Contingencies: This term refers to particular conditions that are written into the contract that must be met before closing the real estate transaction. Contingencies can rely on the sale of the buyer’s current home, the approval of the buyer’s loan or the home inspection, ensuring there are no serious defects.
Due Diligence: A due diligence period is an agreed upon window of time for the buyer to conduct inspections and access the neighborhood before finalizing the sale. This period allows the buyer to fully understand what they are buying. If the buyer does not like what they find, they have this grace period to terminate the offer without any penalty.
Earnest Money: Earnest money is an amount of money put down by a buyer to show that they are serious about purchasing the home. This is sometimes referred to as “good faith deposit” and is applied to the buyer’s down payment or closing cost if the sale works out. An earnest money deposit is not required, but it can increase your likelihood of securing the property.
Escrow: When a home is in escrow, a neutral third party is holding onto the funds during the final transaction. The escrow account is funded by the buyer’s mortgage payment. This protects both parties by ensuring that everyone will get that they are due at essentially the same time. During the closing of escrow, the purchase is completed and the funds will be distributed to the proper party.

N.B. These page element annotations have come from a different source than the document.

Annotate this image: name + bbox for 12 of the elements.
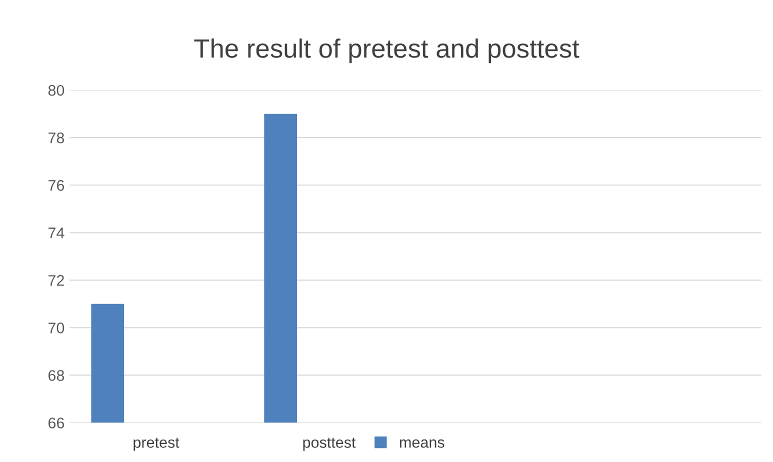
y-tick-label: 70 <box>48 322 64 334</box>
x-tick-label: posttest <box>303 438 356 451</box>
x-tick-label: pretest <box>134 438 180 451</box>
y-tick-label: 68 <box>48 370 64 381</box>
y-tick-label: 80 <box>48 84 64 96</box>
y-tick-label: 74 <box>48 228 64 238</box>
y-tick-label: 66 <box>48 418 64 428</box>
y-tick-label: 76 <box>48 180 64 191</box>
y-tick-label: 72 <box>48 275 64 286</box>
chart-title: The result of pretest and posttest <box>194 38 580 64</box>
y-tick-label: 78 <box>48 132 64 144</box>
legend-label: means <box>400 439 444 448</box>
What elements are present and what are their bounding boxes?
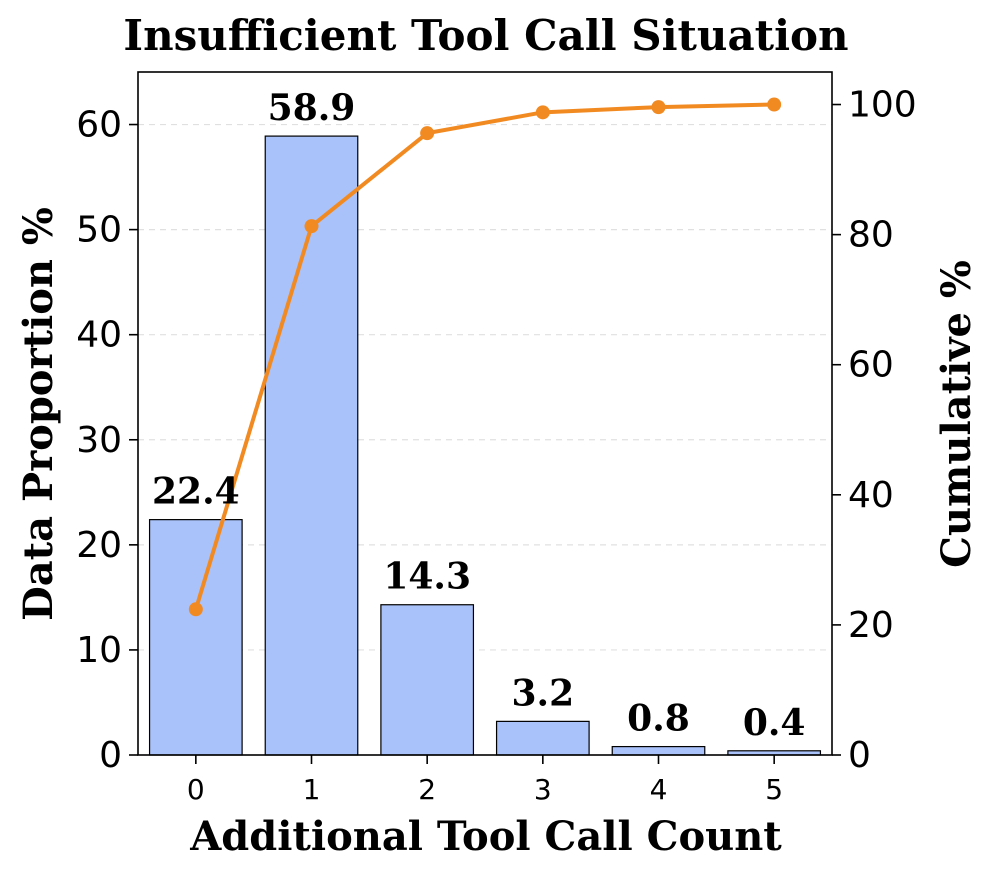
data-label-4: 0.8 — [627, 698, 690, 740]
cumulative-point-2 — [420, 126, 435, 141]
data-label-1: 58.9 — [268, 87, 356, 129]
y2-tick-label: 80 — [848, 215, 894, 256]
y-tick-label: 50 — [76, 210, 122, 251]
line-layer — [188, 97, 782, 617]
bar-3 — [495, 720, 590, 756]
plot-frame — [137, 71, 833, 756]
y2-tick-label: 60 — [848, 345, 894, 386]
data-label-0: 22.4 — [152, 471, 240, 513]
y-tick-label: 10 — [76, 630, 122, 671]
bar-0 — [148, 519, 243, 756]
y-tick-label: 40 — [76, 315, 122, 356]
bars-layer — [148, 135, 822, 756]
y2-tick-label: 0 — [848, 735, 871, 776]
bar-1 — [264, 135, 359, 756]
y-axis-label: Data Proportion % — [15, 207, 62, 621]
bar-4 — [611, 745, 706, 756]
data-label-5: 0.4 — [743, 702, 806, 744]
x-tick-label-2: 2 — [418, 773, 436, 806]
x-tick-label-3: 3 — [534, 773, 552, 806]
data-label-3: 3.2 — [512, 672, 575, 714]
data-label-2: 14.3 — [383, 556, 471, 598]
cumulative-point-0 — [188, 602, 203, 617]
cumulative-point-4 — [651, 100, 666, 115]
x-tick-label-0: 0 — [187, 773, 205, 806]
y2-axis-label: Cumulative % — [933, 260, 980, 568]
y2-tick-label: 100 — [848, 85, 917, 126]
cumulative-point-3 — [535, 105, 550, 120]
axes-layer: 0 10 20 30 40 50 60 0 20 40 60 80 100 0 1 2 3 4 5 — [76, 71, 917, 806]
y-tick-label: 20 — [76, 525, 122, 566]
y2-tick-label: 40 — [848, 475, 894, 516]
x-axis-label: Additional Tool Call Count — [189, 813, 782, 860]
y-tick-label: 0 — [99, 735, 122, 776]
cumulative-point-1 — [304, 219, 319, 234]
x-tick-label-1: 1 — [303, 773, 321, 806]
cumulative-line — [193, 102, 775, 610]
chart-title: Insufficient Tool Call Situation — [123, 11, 848, 60]
x-tick-label-4: 4 — [650, 773, 668, 806]
labels-layer: 22.4 58.9 14.3 3.2 0.8 0.4 — [152, 87, 805, 744]
x-tick-label-5: 5 — [765, 773, 783, 806]
y2-tick-label: 20 — [848, 605, 894, 646]
bar-2 — [380, 604, 475, 756]
cumulative-point-5 — [767, 97, 782, 112]
y-tick-label: 30 — [76, 420, 122, 461]
y-tick-label: 60 — [76, 105, 122, 146]
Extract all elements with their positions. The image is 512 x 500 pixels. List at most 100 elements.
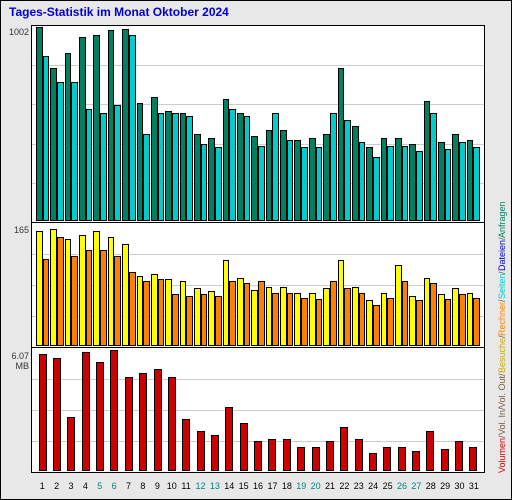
day-group [352, 224, 365, 346]
day-group [280, 349, 293, 471]
bar [338, 68, 345, 221]
bar [402, 146, 409, 222]
day-group [409, 27, 422, 221]
legend-item: Vol. In [497, 410, 507, 435]
bar [258, 146, 265, 222]
day-group [438, 27, 451, 221]
bar [387, 146, 394, 222]
day-group [452, 224, 465, 346]
x-tick: 29 [438, 481, 452, 491]
day-group [395, 349, 408, 471]
day-group [366, 224, 379, 346]
bar [287, 140, 294, 221]
day-group [395, 27, 408, 221]
day-group [251, 224, 264, 346]
day-group [50, 224, 63, 346]
day-group [108, 224, 121, 346]
day-group [93, 27, 106, 221]
bar [180, 113, 187, 221]
day-group [338, 27, 351, 221]
bar [323, 288, 330, 346]
day-group [208, 27, 221, 221]
x-tick: 17 [265, 481, 279, 491]
day-group [381, 224, 394, 346]
day-group [194, 27, 207, 221]
day-group [251, 27, 264, 221]
day-group [122, 224, 135, 346]
x-tick: 30 [452, 481, 466, 491]
day-group [323, 349, 336, 471]
day-group [467, 349, 480, 471]
bar [402, 281, 409, 346]
bar [108, 237, 115, 346]
day-group [237, 224, 250, 346]
day-group [309, 224, 322, 346]
day-group [381, 27, 394, 221]
day-group [294, 27, 307, 221]
bar [158, 279, 165, 346]
legend-item: Vol. Out [497, 376, 507, 408]
bar [452, 134, 459, 221]
x-tick: 14 [222, 481, 236, 491]
bar [266, 130, 273, 221]
x-tick: 7 [121, 481, 135, 491]
day-group [424, 27, 437, 221]
bar [182, 419, 190, 471]
bar [445, 299, 452, 346]
x-tick: 4 [78, 481, 92, 491]
bar [316, 147, 323, 221]
day-group [93, 224, 106, 346]
bar [194, 134, 201, 221]
bar [215, 147, 222, 221]
bar [412, 451, 420, 471]
bar [82, 352, 90, 471]
legend-separator: / [497, 238, 507, 241]
x-tick: 9 [150, 481, 164, 491]
day-group [137, 349, 150, 471]
bar [137, 276, 144, 346]
legend-separator: / [497, 299, 507, 302]
bar [125, 377, 133, 471]
x-tick: 22 [337, 481, 351, 491]
bar [237, 113, 244, 221]
bar [240, 423, 248, 471]
bar [359, 293, 366, 346]
day-group [452, 349, 465, 471]
day-group [79, 349, 92, 471]
bar [53, 358, 61, 471]
bar [129, 272, 136, 346]
bar [430, 113, 437, 221]
bar [438, 294, 445, 346]
bar [287, 293, 294, 346]
bar [469, 447, 477, 471]
bar [143, 134, 150, 221]
day-group [180, 224, 193, 346]
bar [352, 126, 359, 221]
bar [100, 113, 107, 221]
bar [114, 105, 121, 221]
day-group [165, 27, 178, 221]
bar [36, 27, 43, 221]
bar [201, 144, 208, 221]
legend-item: Dateien [497, 240, 507, 271]
y-label-mid: 165 [3, 225, 29, 235]
bar [122, 29, 129, 221]
bar [373, 305, 380, 346]
day-group [151, 224, 164, 346]
x-tick: 2 [49, 481, 63, 491]
day-group [266, 27, 279, 221]
day-group [352, 27, 365, 221]
legend-item: Rechner [497, 302, 507, 336]
legend-item: Anfragen [497, 201, 507, 238]
day-group [108, 27, 121, 221]
panel-bot [31, 347, 485, 473]
bar [244, 283, 251, 346]
day-group [137, 224, 150, 346]
bar [86, 109, 93, 221]
bar [272, 293, 279, 346]
bar [151, 274, 158, 346]
bar [424, 101, 431, 221]
bar [244, 116, 251, 221]
bar [215, 296, 222, 346]
day-group [79, 27, 92, 221]
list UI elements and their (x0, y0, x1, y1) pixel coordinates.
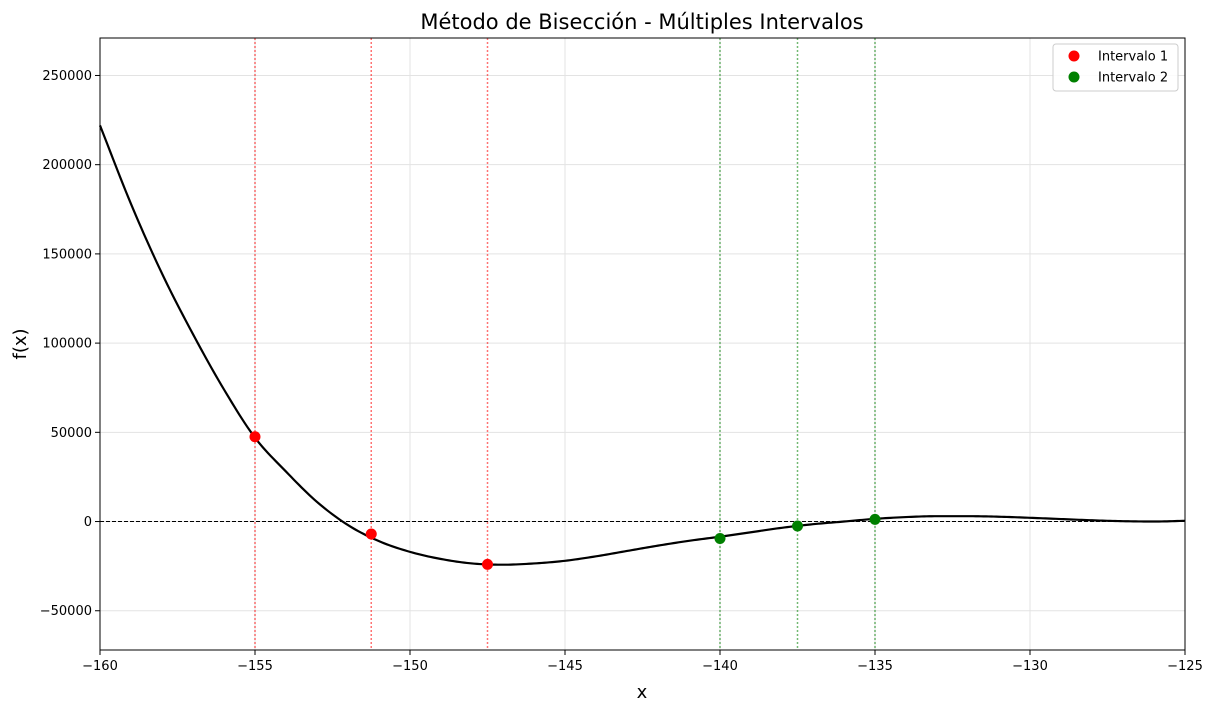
x-axis-label: x (637, 682, 648, 703)
y-axis-label: f(x) (10, 328, 31, 359)
y-tick-label: 100000 (42, 337, 92, 352)
plot-background (100, 38, 1185, 650)
function-curve (98, 125, 1186, 566)
plot-frame (99, 37, 1186, 651)
y-tick-label: 0 (84, 515, 92, 530)
y-tick-label: 150000 (42, 247, 92, 262)
x-tick-label: −140 (702, 659, 738, 674)
x-tick-label: −130 (1012, 659, 1048, 674)
x-tick-label: −150 (392, 659, 428, 674)
legend: Intervalo 1 Intervalo 2 (1052, 43, 1179, 92)
legend-label: Intervalo 1 (1098, 50, 1168, 65)
x-tick-label: −155 (237, 659, 273, 674)
y-axis-ticks: −50000 0 50000 100000 150000 200000 250000 (40, 69, 100, 619)
bisection-lines (254, 38, 876, 650)
legend-marker (1068, 50, 1080, 62)
x-tick-label: −135 (857, 659, 893, 674)
interval-1-point (482, 558, 493, 570)
interval-2-point (792, 520, 803, 532)
chart-title: Método de Bisección - Múltiples Interval… (420, 10, 863, 34)
legend-box (1052, 43, 1179, 92)
legend-label: Intervalo 2 (1098, 71, 1168, 86)
x-tick-label: −160 (82, 659, 118, 674)
y-tick-label: 200000 (42, 158, 92, 173)
interval-2-point (714, 532, 726, 544)
y-tick-label: 250000 (42, 69, 92, 84)
bisection-points (249, 431, 881, 570)
interval-1-point (249, 431, 261, 443)
x-tick-label: −125 (1167, 659, 1203, 674)
y-tick-label: −50000 (40, 604, 92, 619)
function-curve-group (98, 125, 1186, 566)
interval-1-point (365, 528, 377, 540)
x-axis-ticks: −160 −155 −150 −145 −140 −135 −130 −125 (82, 650, 1203, 674)
interval-2-point (869, 513, 881, 525)
y-tick-label: 50000 (51, 426, 92, 441)
x-tick-label: −145 (547, 659, 583, 674)
legend-marker (1068, 71, 1080, 83)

Equity: Equity is the difference between your home's market value and the amount you owe on the mortgage. The amount leftover is the amount of equity you have. Say the market value of your home is $300,000 and you owe $50,000 on the mortgage. Your equity, and what you will take home after the sale, is $250,000.
Mortgage: A home mortgage is a loan given by the bank or mortgage company for the purchase of your home. These loans have fixed or floating interest rates and span from three to 30 years. After you pay off your mortgage, you will receive the title of your home.
Offer: When a buyer is ready to purchase a house, they will make a formal offer on it. The seller may accept the offer, reject it or make a counteroffer.
Under Contract: When a home is under contract, a buyer has made an offer, and the seller accepted it, but the sale has not been finalized. Before the sale can be finalized, all contingencies must be met.
These terms can help you understand all the stages of the home buying process. Whether you are buying or selling, Holland Homes Sales is here to answer any and all of your realty questions. Contact us and begin your exciting home journey!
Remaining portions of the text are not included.